Consider this possibility: the scandal of Mary’s pregnancy that Joseph so nobly responds to is not the result of a beatific blessing surrounded by cherubim and seraphim but a brutal rape by a Roman soldier.
The word is “mamzer”. It is a Hebrew word that means “of questionable birth” or “illegitimate child”. Some Bible scholars are suggesting that this is an accurate description of Jesus. They posit this thesis on some very intriguing evidence.

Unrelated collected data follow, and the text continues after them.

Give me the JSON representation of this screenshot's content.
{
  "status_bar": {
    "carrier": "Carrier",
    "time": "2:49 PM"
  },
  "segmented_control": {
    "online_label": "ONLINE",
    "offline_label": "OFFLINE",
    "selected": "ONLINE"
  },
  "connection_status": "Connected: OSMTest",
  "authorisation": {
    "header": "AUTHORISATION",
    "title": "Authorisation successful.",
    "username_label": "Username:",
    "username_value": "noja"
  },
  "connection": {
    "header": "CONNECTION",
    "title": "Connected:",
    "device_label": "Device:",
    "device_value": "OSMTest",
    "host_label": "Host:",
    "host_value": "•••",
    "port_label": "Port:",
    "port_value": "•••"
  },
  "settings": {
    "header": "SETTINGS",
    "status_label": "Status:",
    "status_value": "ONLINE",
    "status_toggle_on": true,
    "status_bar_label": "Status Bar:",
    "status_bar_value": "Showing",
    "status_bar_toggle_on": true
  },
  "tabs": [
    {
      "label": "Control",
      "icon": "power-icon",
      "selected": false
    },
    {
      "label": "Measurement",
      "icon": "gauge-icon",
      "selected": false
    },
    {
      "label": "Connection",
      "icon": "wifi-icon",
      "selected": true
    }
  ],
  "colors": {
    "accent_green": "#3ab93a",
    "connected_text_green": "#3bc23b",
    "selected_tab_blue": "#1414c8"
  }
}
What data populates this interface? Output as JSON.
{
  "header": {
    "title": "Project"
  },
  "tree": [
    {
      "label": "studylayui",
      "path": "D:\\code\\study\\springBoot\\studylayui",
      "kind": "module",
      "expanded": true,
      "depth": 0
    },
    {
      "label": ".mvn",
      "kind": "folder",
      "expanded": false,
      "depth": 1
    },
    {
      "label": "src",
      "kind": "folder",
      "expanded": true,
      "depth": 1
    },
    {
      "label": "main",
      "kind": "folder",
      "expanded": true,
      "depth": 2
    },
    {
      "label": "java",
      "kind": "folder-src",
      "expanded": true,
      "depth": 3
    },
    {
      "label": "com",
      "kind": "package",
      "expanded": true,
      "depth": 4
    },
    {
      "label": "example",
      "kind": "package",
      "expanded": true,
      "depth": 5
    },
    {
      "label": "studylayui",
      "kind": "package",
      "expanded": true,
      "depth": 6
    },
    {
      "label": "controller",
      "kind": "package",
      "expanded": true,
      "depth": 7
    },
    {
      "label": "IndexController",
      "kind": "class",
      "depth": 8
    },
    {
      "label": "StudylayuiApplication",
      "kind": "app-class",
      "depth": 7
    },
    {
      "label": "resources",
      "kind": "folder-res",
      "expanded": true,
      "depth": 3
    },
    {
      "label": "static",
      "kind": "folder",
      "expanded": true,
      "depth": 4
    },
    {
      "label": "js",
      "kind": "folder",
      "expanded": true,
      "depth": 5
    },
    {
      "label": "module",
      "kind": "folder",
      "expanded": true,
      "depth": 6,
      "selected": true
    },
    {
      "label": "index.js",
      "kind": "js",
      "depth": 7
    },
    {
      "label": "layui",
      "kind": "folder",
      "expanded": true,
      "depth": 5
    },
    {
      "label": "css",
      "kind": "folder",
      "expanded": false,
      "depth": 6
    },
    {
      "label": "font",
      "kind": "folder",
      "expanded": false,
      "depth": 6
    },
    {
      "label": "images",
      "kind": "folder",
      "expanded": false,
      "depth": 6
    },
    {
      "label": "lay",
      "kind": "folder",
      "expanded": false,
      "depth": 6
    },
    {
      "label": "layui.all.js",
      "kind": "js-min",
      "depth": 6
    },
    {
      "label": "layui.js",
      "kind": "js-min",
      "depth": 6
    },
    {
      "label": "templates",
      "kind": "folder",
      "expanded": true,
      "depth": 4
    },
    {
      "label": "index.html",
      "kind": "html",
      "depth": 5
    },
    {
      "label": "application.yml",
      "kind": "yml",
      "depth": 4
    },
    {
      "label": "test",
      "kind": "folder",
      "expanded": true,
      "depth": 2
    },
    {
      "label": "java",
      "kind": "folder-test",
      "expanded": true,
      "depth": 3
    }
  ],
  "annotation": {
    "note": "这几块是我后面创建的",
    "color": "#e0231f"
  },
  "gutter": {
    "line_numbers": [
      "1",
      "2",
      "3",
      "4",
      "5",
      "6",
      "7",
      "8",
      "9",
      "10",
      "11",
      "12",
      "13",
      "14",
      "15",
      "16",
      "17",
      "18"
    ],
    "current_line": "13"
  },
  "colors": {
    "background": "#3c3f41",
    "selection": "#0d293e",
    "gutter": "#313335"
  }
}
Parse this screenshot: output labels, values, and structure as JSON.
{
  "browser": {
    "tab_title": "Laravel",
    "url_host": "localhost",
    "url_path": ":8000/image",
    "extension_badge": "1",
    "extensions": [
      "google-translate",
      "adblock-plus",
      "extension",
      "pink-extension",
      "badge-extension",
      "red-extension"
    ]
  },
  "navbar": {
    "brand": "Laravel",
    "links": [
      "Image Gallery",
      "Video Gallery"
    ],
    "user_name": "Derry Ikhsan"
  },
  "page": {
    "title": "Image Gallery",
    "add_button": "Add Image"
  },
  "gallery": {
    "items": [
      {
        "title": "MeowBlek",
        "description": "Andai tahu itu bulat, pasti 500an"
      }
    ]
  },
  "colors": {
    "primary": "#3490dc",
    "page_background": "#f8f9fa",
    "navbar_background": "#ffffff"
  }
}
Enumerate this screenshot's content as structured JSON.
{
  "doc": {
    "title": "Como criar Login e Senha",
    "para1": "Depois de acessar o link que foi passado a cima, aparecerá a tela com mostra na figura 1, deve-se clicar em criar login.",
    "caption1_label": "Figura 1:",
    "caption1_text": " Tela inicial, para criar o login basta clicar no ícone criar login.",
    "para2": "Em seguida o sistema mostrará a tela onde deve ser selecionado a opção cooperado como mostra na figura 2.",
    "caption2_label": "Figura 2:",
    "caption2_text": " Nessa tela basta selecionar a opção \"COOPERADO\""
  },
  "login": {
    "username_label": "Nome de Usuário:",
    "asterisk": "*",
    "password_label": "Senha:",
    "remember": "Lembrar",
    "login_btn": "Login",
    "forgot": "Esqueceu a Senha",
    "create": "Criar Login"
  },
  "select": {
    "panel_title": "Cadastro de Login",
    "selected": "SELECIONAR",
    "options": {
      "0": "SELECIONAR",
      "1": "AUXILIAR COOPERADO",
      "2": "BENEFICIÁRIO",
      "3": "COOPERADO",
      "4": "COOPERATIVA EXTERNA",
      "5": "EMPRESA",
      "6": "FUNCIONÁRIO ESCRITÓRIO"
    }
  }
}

A mamzer, you see, would be rejected in his own community, as Jesus most certainly was. A mamzer would be excluded from fully participating in the religious and cultural rituals of his tribe. A mamzer would be an outsider, a reject.
Over and over again in the Christian Scripture, Jesus can be seen reaching out to the outcast, welcoming those who were never welcomed, eating with the unclean, advocating that no one is excluded from the love of God. This is not the teachings of someone who led a privileged and economically enriched life but rather the teachings of an outsider, one who has been rejected by his religion, his culture, his community… a bastard, a mamzer.
So with that, I bid you go and shop. Our world certainly needs saving.

1 comment:

Aramaic Scholar said...

Thanks for your post. You are, of course, totally correct that Jesus spoke Aramaic. However, many people are totally unaware of the Aramaic Peshitta. There is much evidence that the words of Jesus *were* written down in Aramaic, and are contained in the Aramaic Peshitta. Greek in the West became more popular, so that in the West most people assume that the New Testament is *only* preserved in Greek, but that is not the case. Tthe Aramaic Peshitta is just as old as the Greek, and many people believe this contains the original spoken teachings of Jesus, with the Greek being translated from it.